Take just the initial scenes, which introduce our heroes — a trio of humans from Texas — who find a dormant Optimus Prime (voice of Peter Cullen), wake him up, and then have to run for their lives after the government tries to capture Optimus and kill the humans. It takes over half an hour to get to the point where the heroes are on the run. A good movie would establish all of that in about half the time. And they blamed the second Transformer’s awful storytelling on a writers’ strike. Well, what about this time, crew?
I’ll back up. The heroes are Cade (Mark Wahlberg), an inventor, his daughter, Tessa (Nicola Peltz), and Tessa’s boyfriend, Shane (Jack Reynor). Cade doesn’t even know about Shane when the movie begins, so you just know we’re going to have that conflict over the course of the film.
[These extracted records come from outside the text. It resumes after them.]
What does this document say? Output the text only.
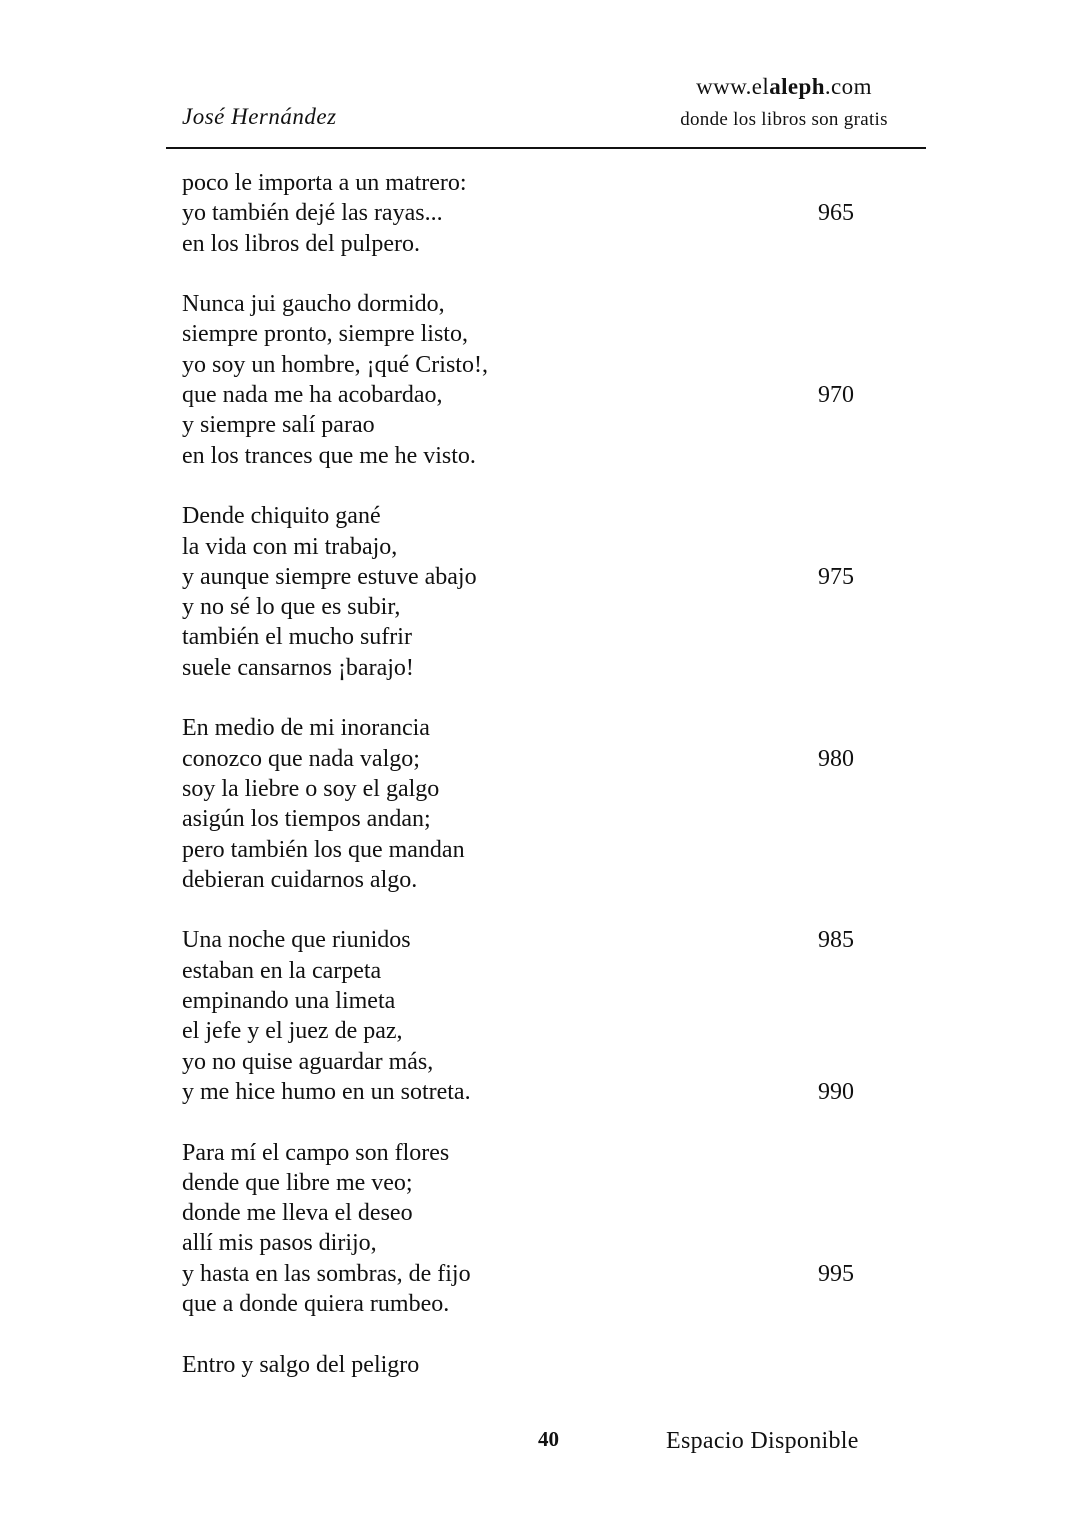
José Hernández
www.elaleph.com
donde los libros son gratis
poco le importa a un matrero:
yo también dejé las rayas...	965
en los libros del pulpero.
Nunca jui gaucho dormido,
siempre pronto, siempre listo,
yo soy un hombre, ¡qué Cristo!,
que nada me ha acobardao,	970
y siempre salí parao
en los trances que me he visto.
Dende chiquito gané
la vida con mi trabajo,
y aunque siempre estuve abajo	975
y no sé lo que es subir,
también el mucho sufrir
suele cansarnos ¡barajo!
En medio de mi inorancia
conozco que nada valgo;	980
soy la liebre o soy el galgo
asigún los tiempos andan;
pero también los que mandan
debieran cuidarnos algo.
Una noche que riunidos	985
estaban en la carpeta
empinando una limeta
el jefe y el juez de paz,
yo no quise aguardar más,
y me hice humo en un sotreta.	990
Para mí el campo son flores
dende que libre me veo;
donde me lleva el deseo
allí mis pasos dirijo,
y hasta en las sombras, de fijo	995
que a donde quiera rumbeo.
Entro y salgo del peligro
40	Espacio Disponible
But, yes, they find Optimus, wake him up, and then learn that the government has a rogue operation going on that involves killing all the Transformers in order to sell their parts to an inventor (Stanley Tucci), who is building knock-off Transformers that can be controlled by humans.
Oh, and you know how there are good Transformers called Autobots and bad ones called Decepticons? That’s pretty common knowledge, I’d assume, especially if you’ve already seen the previous three films. Well, there are other factions, too. One here, who eventually becomes the primary villain, is all black and apparently created the other Transformers. Oh, and there are also Dinobots, which effectively serve in the same way the Army of the Dead did in The Lord of the Rings: a convenient, if cool, way for the heroes to win a fight.
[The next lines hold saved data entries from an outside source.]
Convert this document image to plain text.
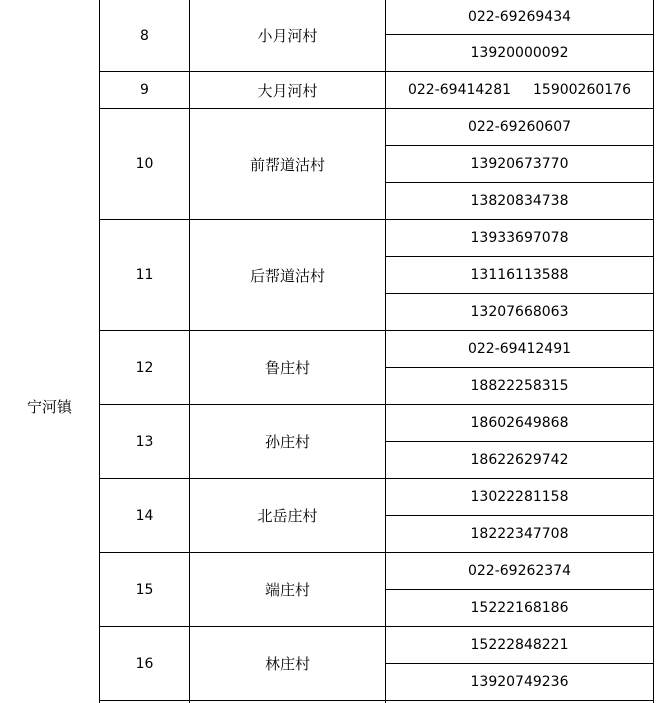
宁河镇
8	小月河村
022-69269434
13920000092
9	大月河村	022-69414281 15900260176
10	前帮道沽村
022-69260607
13920673770
13820834738
11	后帮道沽村
13933697078
13116113588
13207668063
12	鲁庄村
022-69412491
18822258315
13	孙庄村
18602649868
18622629742
14	北岳庄村
13022281158
18222347708
15	端庄村
022-69262374
15222168186
16	林庄村
15222848221
13920749236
What I just explained in a couple of paragraphs takes the film an extraordinarily long time to relay to us. It’s almost as if, since we finally have a plot this time around, the filmmakers were ill-equipped to tell it, and as a result had no idea how to do so concisely. It’s a lack of experience, if nothing else. I jest, just a little bit, because I’m honestly befuddled as to how it takes 165 minutes to tell this story.
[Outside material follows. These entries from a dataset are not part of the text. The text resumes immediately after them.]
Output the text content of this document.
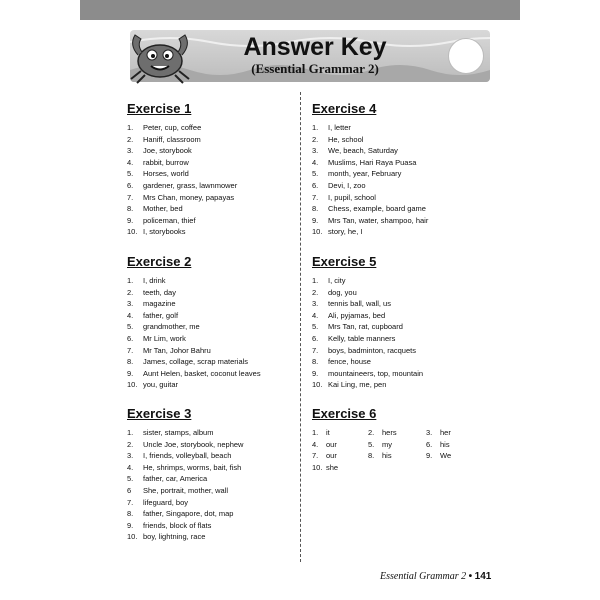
Answer Key
(Essential Grammar 2)
Exercise 1
1. Peter, cup, coffee
2. Haniff, classroom
3. Joe, storybook
4. rabbit, burrow
5. Horses, world
6. gardener, grass, lawnmower
7. Mrs Chan, money, papayas
8. Mother, bed
9. policeman, thief
10. I, storybooks
Exercise 2
1. I, drink
2. teeth, day
3. magazine
4. father, golf
5. grandmother, me
6. Mr Lim, work
7. Mr Tan, Johor Bahru
8. James, collage, scrap materials
9. Aunt Helen, basket, coconut leaves
10. you, guitar
Exercise 3
1. sister, stamps, album
2. Uncle Joe, storybook, nephew
3. I, friends, volleyball, beach
4. He, shrimps, worms, bait, fish
5. father, car, America
6 She, portrait, mother, wall
7. lifeguard, boy
8. father, Singapore, dot, map
9. friends, block of flats
10. boy, lightning, race
Exercise 4
1. I, letter
2. He, school
3. We, beach, Saturday
4. Muslims, Hari Raya Puasa
5. month, year, February
6. Devi, I, zoo
7. I, pupil, school
8. Chess, example, board game
9. Mrs Tan, water, shampoo, hair
10. story, he, I
Exercise 5
1. I, city
2. dog, you
3. tennis ball, wall, us
4. Ali, pyjamas, bed
5. Mrs Tan, rat, cupboard
6. Kelly, table manners
7. boys, badminton, racquets
8. fence, house
9. mountaineers, top, mountain
10. Kai Ling, me, pen
Exercise 6
1. it	2. hers	3. her
4. our	5. my	6. his
7. our	8. his	9. We
10. she
Essential Grammar 2 • 141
The characters are shallow and inconsistent — they can switch sides at the drop of a hat — the plot is horrible and takes way too long to tell, and it’s hard to shake the cynical feeling that the film goes to China just to try to get lots of money at the Chinese box office — although if it means Li Bingbing can be in more movies, like this one, I’m all for this. What positives does the film have?
Well, as has always been the case, the special effects are top-notch. You can’t get a CGI-driven film to look much better than the Transformers movies do. They each cost a ton of money, and they use that money well. The Transformers themselves look a bit different this time around, and I’d say they look better. Actors like John Goodman, Ken Watanabe, and John DiMaggio lend their voices to the new Transformers, and that’s always kind of fun. And, hey, despite feeling very deus ex machina-like, the Dinobots are pretty fun when they show up to end the final battle scene.
You’ve seen three Transformers films prior to this one. Are you really expecting this one to be all that different? It’s way too bloated, has terribly shallow human characters, and introduces new elements to the series that seem thrown in just because there was nowhere else to go. But, hey, you want hundreds of millions of dollars in CGI on-screen? You get that, and it looks better than ever. Transformers: Age of Extinction is not worth your time, but if you’ve seen the other three, you’re kind of committed, aren’t you?